На торжественном собрании — первом подобном за десять лет, прошедших после Мировой войны, — устроенном для себя офицерами почти всех кавалерийских полков, я оказался за столом рядом с молодым человеком весьма приятной наружности. Фамилию его, когда мне ее назвали, я не запомнил, и только позже, когда я о ней справился, оказалось, что его зовут Менис и он племянник одного из присутствующих здесь генералов.
С другой стороны от меня сидел, насколько я помню, граф Хауншперг, чуть поодаль я видел фон Ширинского, Крейля, барона Репнина и еще нескольких человек, с которыми был немного знаком и которые не особенно меня интересовали. В общем-то, все они оказались за одним столом совершенно случайно. Лейтенанты и прапорщики из разных полков — Лимбургского, Караффского и Ауэршпергского, а также и моего, сидели вперемешку — кто где нашел себе место. Народу собралось гораздо больше, чем изначально предполагалось. В целом, впечатление, которое производило на самих присутствующих первое большое собрание офицеров после окончания войны, было необычным, сильным и несколько мрачным. Во главе всего, за поперечным столом, восседали два эрцгерцога в гражданских костюмах, фельдмаршал и несколько генералов, которые и созвали остатки этой армии всадников. За продольными столами, также в гражданском, сидели офицеры, и их было гораздо больше, чем оставшихся в живых.
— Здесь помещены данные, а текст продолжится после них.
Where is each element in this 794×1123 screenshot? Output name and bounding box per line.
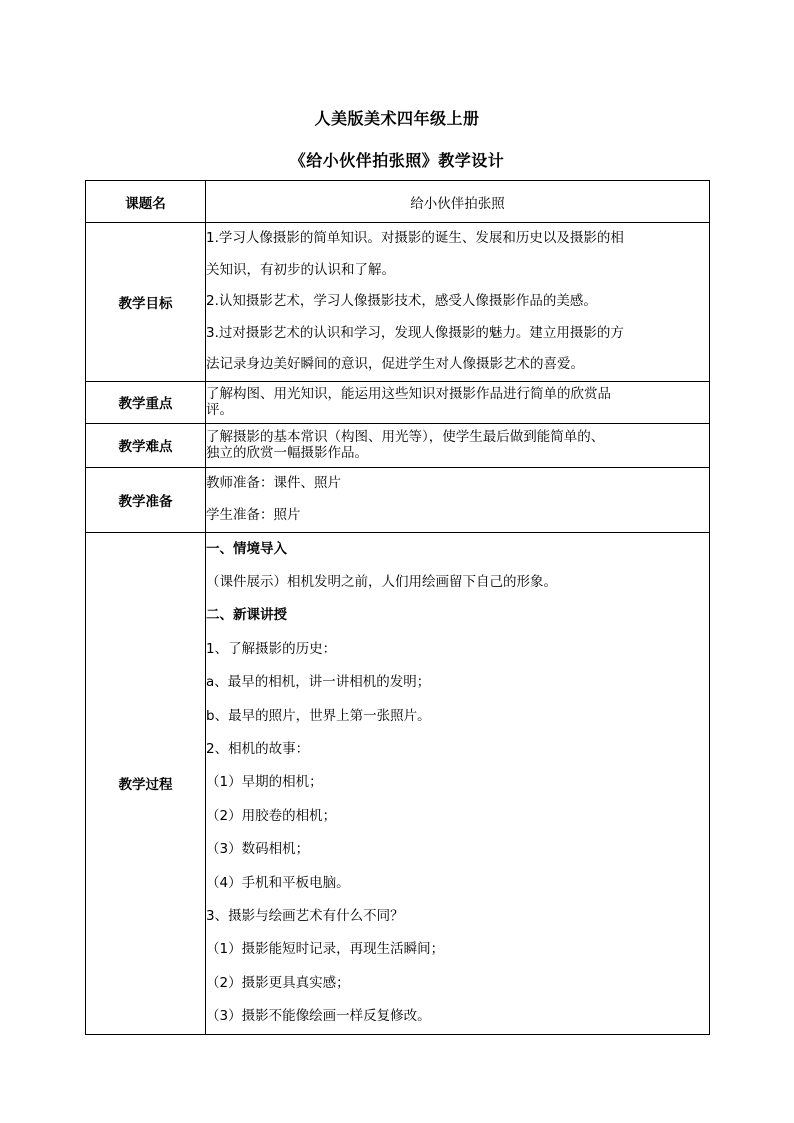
objective-line: 3.过对摄影艺术的认识和学习，发现人像摄影的魅力。建立用摄影的方 <box>206 324 624 341</box>
key-point-line: 了解构图、用光知识，能运用这些知识对摄影作品进行简单的欣赏品 <box>206 386 611 402</box>
process-line: （1）摄影能短时记录，再现生活瞬间； <box>206 941 445 958</box>
label-key-points: 教学重点 <box>86 381 206 423</box>
label-difficulties: 教学难点 <box>86 423 206 467</box>
objective-line: 1.学习人像摄影的简单知识。对摄影的诞生、发展和历史以及摄影的相 <box>206 230 624 246</box>
document-subtitle: 《给小伙伴拍张照》教学设计 <box>289 151 505 170</box>
process-line: 2、相机的故事： <box>206 740 310 757</box>
process-heading: 一、情境导入 <box>206 540 287 557</box>
process-line: （4）手机和平板电脑。 <box>206 874 350 891</box>
process-line: （3）数码相机； <box>206 841 310 858</box>
preparation-line: 教师准备：课件、照片 <box>206 475 341 491</box>
process-line: （2）用胶卷的相机； <box>206 807 337 824</box>
row-topic <box>86 181 710 223</box>
key-point-line: 评。 <box>206 402 233 418</box>
process-line: （2）摄影更具真实感； <box>206 974 350 991</box>
row-difficulties <box>86 423 710 467</box>
key-points-content <box>206 381 710 423</box>
topic-value: 给小伙伴拍张照 <box>206 181 710 223</box>
process-heading: 二、新课讲授 <box>206 607 287 624</box>
row-process <box>86 532 710 1034</box>
process-line: （3）摄影不能像绘画一样反复修改。 <box>206 1008 431 1025</box>
objective-line: 2.认知摄影艺术，学习人像摄影技术，感受人像摄影作品的美感。 <box>206 293 597 309</box>
process-content <box>206 532 710 1034</box>
difficulty-line: 独立的欣赏一幅摄影作品。 <box>206 445 368 461</box>
document-title: 人美版美术四年级上册 <box>314 109 480 128</box>
objectives-content <box>206 223 710 382</box>
preparation-line: 学生准备：照片 <box>206 506 301 523</box>
objective-line: 关知识，有初步的认识和了解。 <box>206 261 395 278</box>
lesson-plan-table <box>85 180 710 1035</box>
row-key-points <box>86 381 710 423</box>
process-line: （课件展示）相机发明之前，人们用绘画留下自己的形象。 <box>206 573 557 590</box>
objective-line: 法记录身边美好瞬间的意识，促进学生对人像摄影艺术的喜爱。 <box>206 356 584 372</box>
difficulties-content <box>206 423 710 467</box>
label-preparation: 教学准备 <box>86 467 206 532</box>
label-objectives: 教学目标 <box>86 223 206 382</box>
process-line: a、最早的相机，讲一讲相机的发明； <box>206 674 431 691</box>
process-line: 1、了解摄影的历史： <box>206 640 337 657</box>
difficulty-line: 了解摄影的基本常识（构图、用光等），使学生最后做到能简单的、 <box>206 429 605 445</box>
process-line: 3、摄影与绘画艺术有什么不同？ <box>206 907 404 924</box>
row-preparation <box>86 467 710 532</box>
process-line: （1）早期的相机； <box>206 774 323 791</box>
label-topic: 课题名 <box>86 181 206 223</box>
label-process: 教学过程 <box>86 532 206 1034</box>
process-line: b、最早的照片，世界上第一张照片。 <box>206 707 431 724</box>
preparation-content <box>206 467 710 532</box>
row-objectives <box>86 223 710 382</box>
Мраморные колонны отражали свет, и при достаточной силе воображения в зале можно было почувствовать это иное, более убедительное присутствие: тех, кто тоже пришел, хотя прийти не мог, — погибшие и пропавшие без вести из другой, прославленной, сверкающей формой и орденами, невидимой армии, которая, появившись лишь призрачно, имела гораздо большее право быть здесь, чем мы сами. Потому что настоящая армия — это не живые, а мертвые.
Голоса наших бывших командиров воскресили в памяти звуки былых боев, затихающие отзвуки команд, стук копыт сгинувших эскадронов; после чего собрание превратилось в сумму отдельных разговоров людей, предоставленных самим себе. Однако довольно скоро слова, которые собравшиеся отважились сказать друг другу, были исчерпаны. В какой-то момент я повернулся к сидящему рядом, тогда еще незнакомому мне молодому человеку, занятому своей сигаретой. Общение наше протекало вполне непринужденно, и у меня сложилось мнение, что я беседую с вежливым, элегантным, но, в сущности, вполне заурядным человеком двадцати восьми или тридцати лет. После того, как мы поднялись из-за стола, мне назвали его имя и сообщили, что он был прапорщиком в драгунском полку Марии-Изабеллы и после войны удачно женился. Упомянули и о том, что он племянник генерала кавалерии Кренневиля. Я поискал взглядом генерала и успел только увидеть, как этот тщедушный, дряхлый уже господин, опершись на плечо нашего бывшего полковника, покидает зал.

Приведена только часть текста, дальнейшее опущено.